Davalı ... vekili, her dosyanın kendine özgü incelenmesini, ödeme makbuzu bulunmadığını, asılları incelenmediğini, belgenin sahteliği itirazının değerlendirilmediğini, ıslah edilen miktara yönelik alacağın bulunmadığını, aynı daireye ilişkin hak talep edilebildiğini, ikinci raporda senetlerin ödeme belgesi kabul edildiğini, sözleşmenin geçerliliği araştırılmadığını, iflas masasına kayıt yaptırdığına ilişkin belge olmadığını ileri sürerek; kararın bozulmasına karar verilmesini talep etmiştir.

C. Gerekçe

1. Uyuşmazlık ve Hukuki Nitelendirme

Uyuşmazlık, taşınmaz satımına ilişkin terditli tapu iptal tescil ve tazminat istemine ilişkindir.

2. İlgili Hukuk

a. Yargıtay Hukuk Genel Kurulunun 16.05.2019 tarihli ve 2018/13-977 E., 2019/572 K. sayılı kararı.

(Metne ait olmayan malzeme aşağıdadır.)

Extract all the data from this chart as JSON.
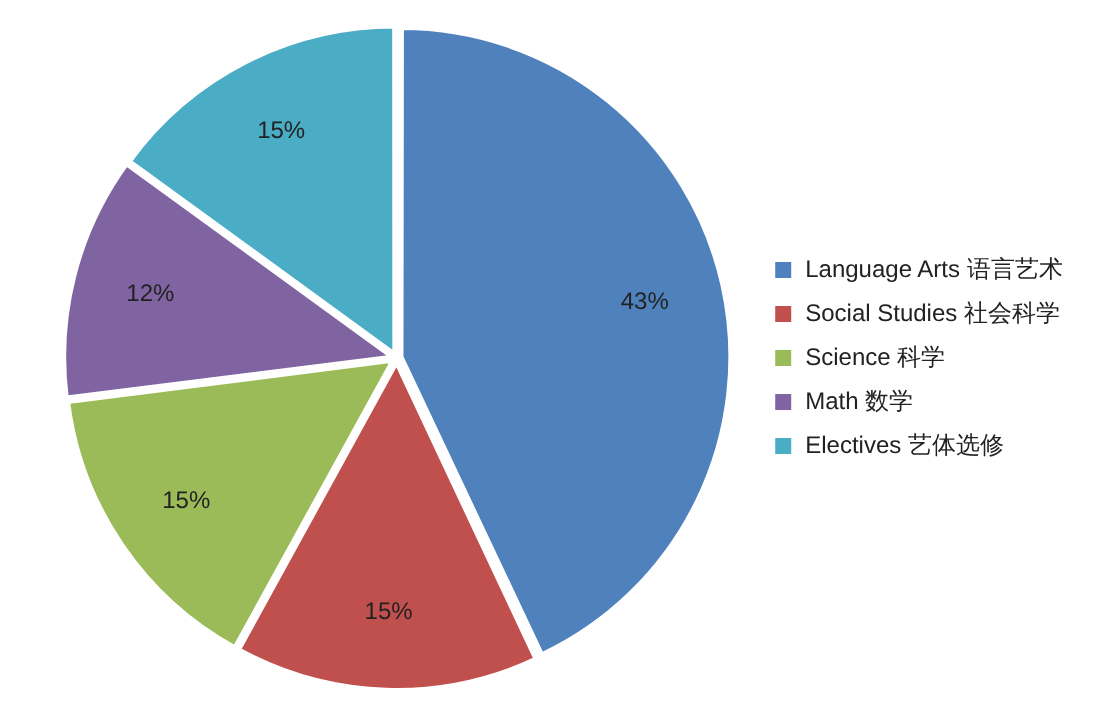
{
  "chart_data": {
    "type": "pie",
    "categories": [
      "Language Arts 语言艺术",
      "Social Studies 社会科学",
      "Science 科学",
      "Math 数学",
      "Electives 艺体选修"
    ],
    "values": [
      43,
      15,
      15,
      12,
      15
    ],
    "colors": [
      "#4f81bd",
      "#c0504d",
      "#9bbb59",
      "#8064a2",
      "#4bacc6"
    ],
    "value_labels": [
      "43%",
      "15%",
      "15%",
      "12%",
      "15%"
    ],
    "legend": "right"
  }
}
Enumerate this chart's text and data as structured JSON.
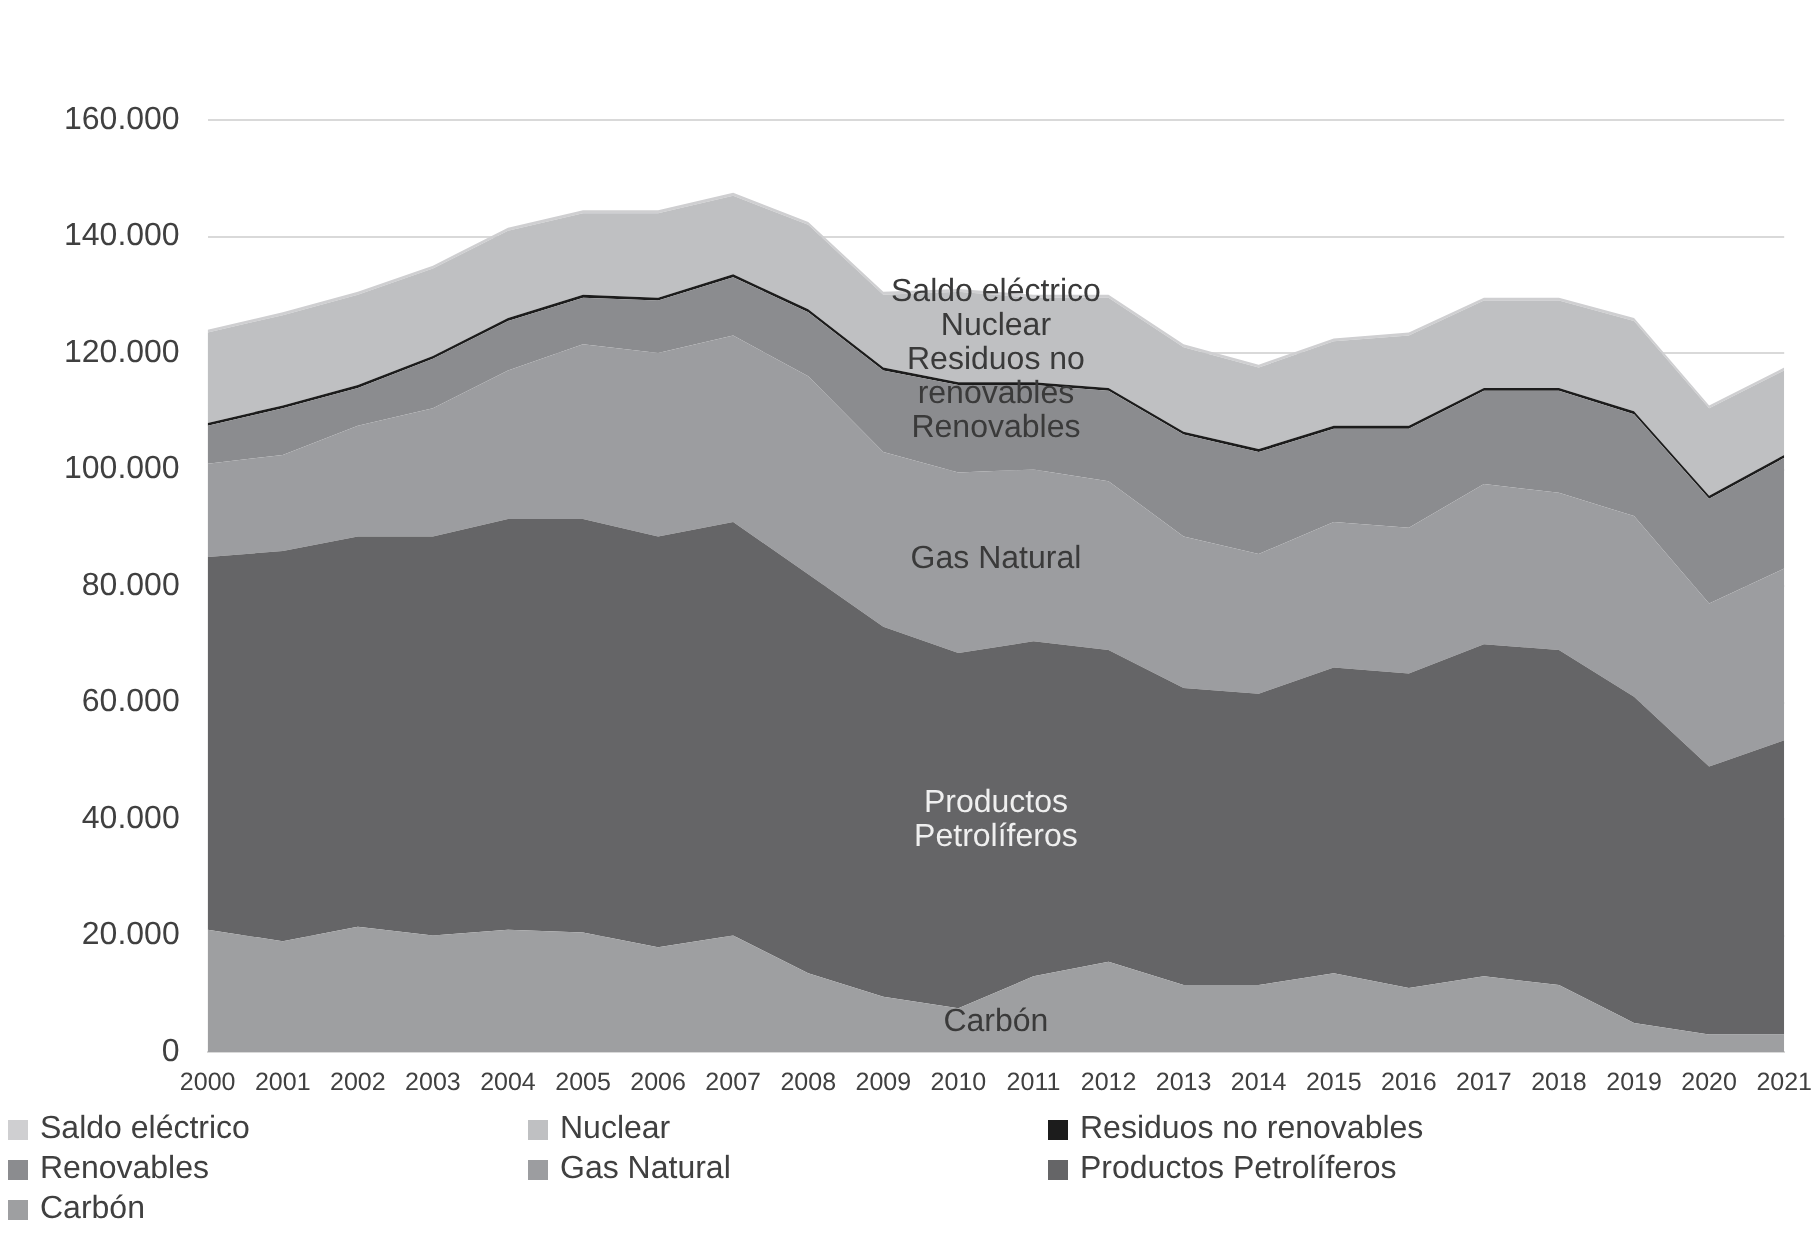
{
  "chart_data": {
    "type": "area",
    "stacked": true,
    "categories": [
      "2000",
      "2001",
      "2002",
      "2003",
      "2004",
      "2005",
      "2006",
      "2007",
      "2008",
      "2009",
      "2010",
      "2011",
      "2012",
      "2013",
      "2014",
      "2015",
      "2016",
      "2017",
      "2018",
      "2019",
      "2020",
      "2021"
    ],
    "series": [
      {
        "name": "Carbón",
        "color": "#9e9fa1",
        "values": [
          21000,
          19000,
          21500,
          20000,
          21000,
          20500,
          18000,
          20000,
          13500,
          9500,
          7500,
          13000,
          15500,
          11500,
          11500,
          13500,
          11000,
          13000,
          11500,
          5000,
          3000,
          3000
        ]
      },
      {
        "name": "Productos Petrolíferos",
        "color": "#656567",
        "values": [
          64000,
          67000,
          67000,
          68500,
          70500,
          71000,
          70500,
          71000,
          68500,
          63500,
          61000,
          57500,
          53500,
          51000,
          50000,
          52500,
          54000,
          57000,
          57500,
          56000,
          46000,
          50500
        ]
      },
      {
        "name": "Gas Natural",
        "color": "#9c9da0",
        "values": [
          16000,
          16500,
          19000,
          22000,
          25500,
          30000,
          31500,
          32000,
          34000,
          30000,
          31000,
          29500,
          29000,
          26000,
          24000,
          25000,
          25000,
          27500,
          27000,
          31000,
          28000,
          29500
        ]
      },
      {
        "name": "Renovables",
        "color": "#8b8c8f",
        "values": [
          6500,
          8000,
          6500,
          8500,
          8500,
          8000,
          9000,
          10000,
          11000,
          14000,
          15000,
          14500,
          15500,
          17500,
          17500,
          16000,
          17000,
          16000,
          17500,
          17500,
          18000,
          19000
        ]
      },
      {
        "name": "Residuos no renovables",
        "color": "#1c1c1c",
        "values": [
          500,
          500,
          500,
          500,
          500,
          500,
          500,
          500,
          500,
          500,
          500,
          500,
          500,
          500,
          500,
          500,
          500,
          500,
          500,
          500,
          500,
          500
        ]
      },
      {
        "name": "Nuclear",
        "color": "#bfc0c2",
        "values": [
          15500,
          15500,
          15500,
          15000,
          15000,
          14000,
          14500,
          13500,
          14500,
          12500,
          15500,
          14500,
          15500,
          14500,
          14000,
          14500,
          15500,
          15000,
          15000,
          15500,
          15000,
          14500
        ]
      },
      {
        "name": "Saldo eléctrico",
        "color": "#cfcfd1",
        "values": [
          500,
          500,
          500,
          500,
          500,
          500,
          500,
          500,
          500,
          500,
          500,
          500,
          500,
          500,
          500,
          500,
          500,
          500,
          500,
          500,
          500,
          500
        ]
      }
    ],
    "ylim": [
      0,
      160000
    ],
    "yticks": [
      0,
      {
        "value": 20000,
        "label": "20.000"
      },
      {
        "value": 40000,
        "label": "40.000"
      },
      {
        "value": 60000,
        "label": "60.000"
      },
      {
        "value": 80000,
        "label": "80.000"
      },
      {
        "value": 100000,
        "label": "100.000"
      },
      {
        "value": 120000,
        "label": "120.000"
      },
      {
        "value": 140000,
        "label": "140.000"
      },
      {
        "value": 160000,
        "label": "160.000"
      }
    ],
    "grid": "y",
    "legend": "bottom"
  }
}
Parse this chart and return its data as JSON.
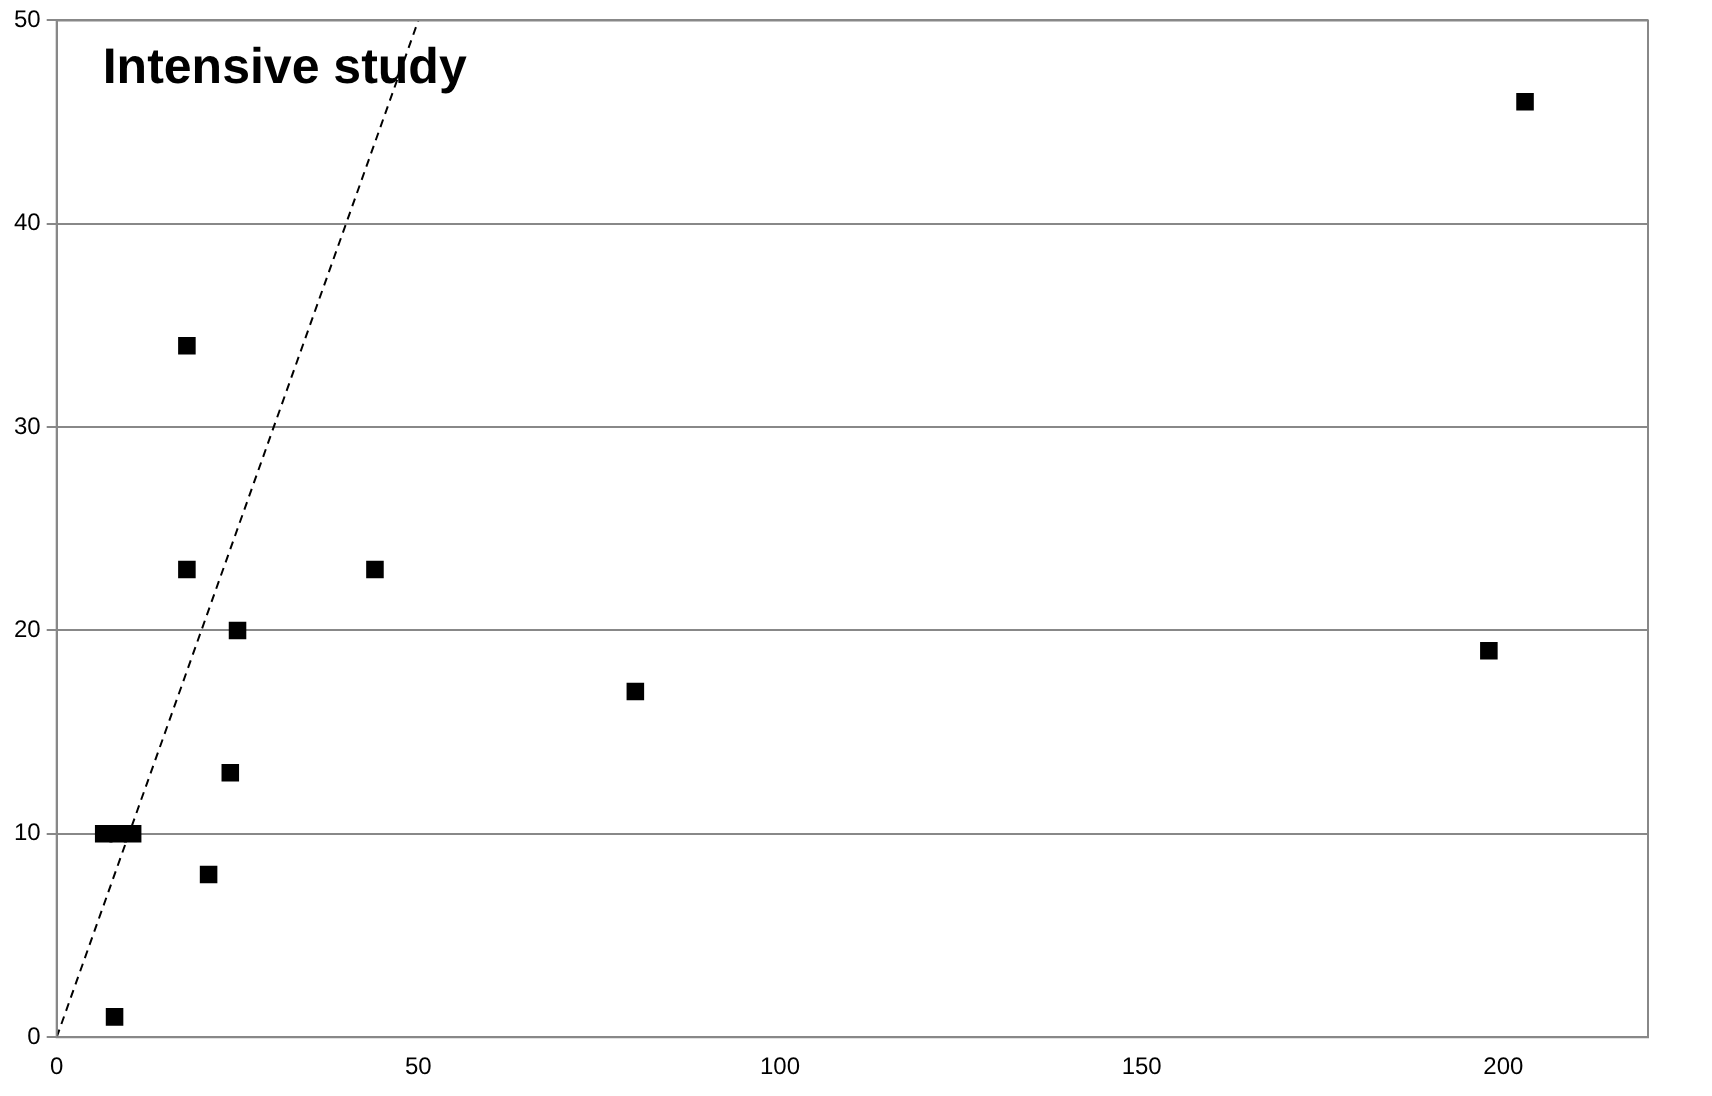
{
  "chart_data": {
    "type": "scatter",
    "annotations": [
      "Intensive study"
    ],
    "xlim": [
      0,
      220
    ],
    "xticks": [
      0,
      50,
      100,
      150,
      200
    ],
    "ylim": [
      0,
      50
    ],
    "yticks": [
      0,
      10,
      20,
      30,
      40,
      50
    ],
    "grid": "y",
    "marker": "square",
    "series": [
      {
        "type": "scatter",
        "color": "#000000",
        "x": [
          8,
          6.5,
          8.5,
          10.5,
          21,
          18,
          18,
          24,
          25,
          44,
          80,
          198,
          203
        ],
        "values": [
          1,
          10,
          10,
          10,
          8,
          34,
          23,
          13,
          20,
          23,
          17,
          19,
          46
        ]
      },
      {
        "type": "line",
        "color": "#000000",
        "line_style": "dashed",
        "marker": "none",
        "x": [
          0,
          50
        ],
        "values": [
          0,
          50
        ]
      }
    ]
  }
}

b. 4077 sayılı Tüketicinin Korunması Hakkındaki Kanun'un 4 ve 30 uncu maddeleri.

c. 6098 sayılı Türk Borçlar Kanunu'nun 117, 125 ve 146 ncı maddeleri.

d. Belediyenin güven teorisi gereği sorumluluğuna dair Yargıtay 3. Hukuk Dairesinin 01.06.2022 tarih ve 2022/3200 E., 2022/5289 K. sayılı ilamı.

3. Değerlendirme

Tarafların iddia, savunma ve dayandıkları belgelere, uyuşmazlığın hukuki nitelendirilmesi ile uygulanması gereken hukuk kurallarına, dava şartlarına, yargılamaya hakim olan ilkelere, ispat kurallarına ve temyiz olunan kararda belirtilen gerekçelere göre, bilirkişi raporunun açık, anlaşılır ve denetlenebilir olduğu, yukarıda açıklanan Hukuk Genel Kurulu kararı gereği davalı Belediyenin güven teorisi gereği diğer davalı ile birlikte sorumluluğunun bulunduğu anlaşılmakla, davalı ... vekilinin yerinde görülmeyen bütün temyiz itirazlarının reddi ile usul ve yasaya uygun kararın onanması gerekmiştir.

VI. KARAR

Açıklanan sebeplerle,

Mahkeme kararının 1086 sayılı Hukuk Usulü Muhakemeleri Kanunu'nun (1086 sayılı Kanun) 439. maddesi uyarınca ONANMASINA,

Aşağıda yazılı bakiye temyiz harcının temyiz edene yükletilmesine,

6100 sayılı Hukuk Muhakemeleri Kanunu'nun Geçici 3 üncü maddesi atfıyla 1086 sayılı Hukuk Usulü Muhakemeleri Kanunu'nun 440 ıncı maddesi gereğince kararın tebliginden itibaren 15 günlük süre içerisinde karar düzeltme yolu açık olmak üzere,26.09.2024 tarihinde oybirliği ile karar verildi.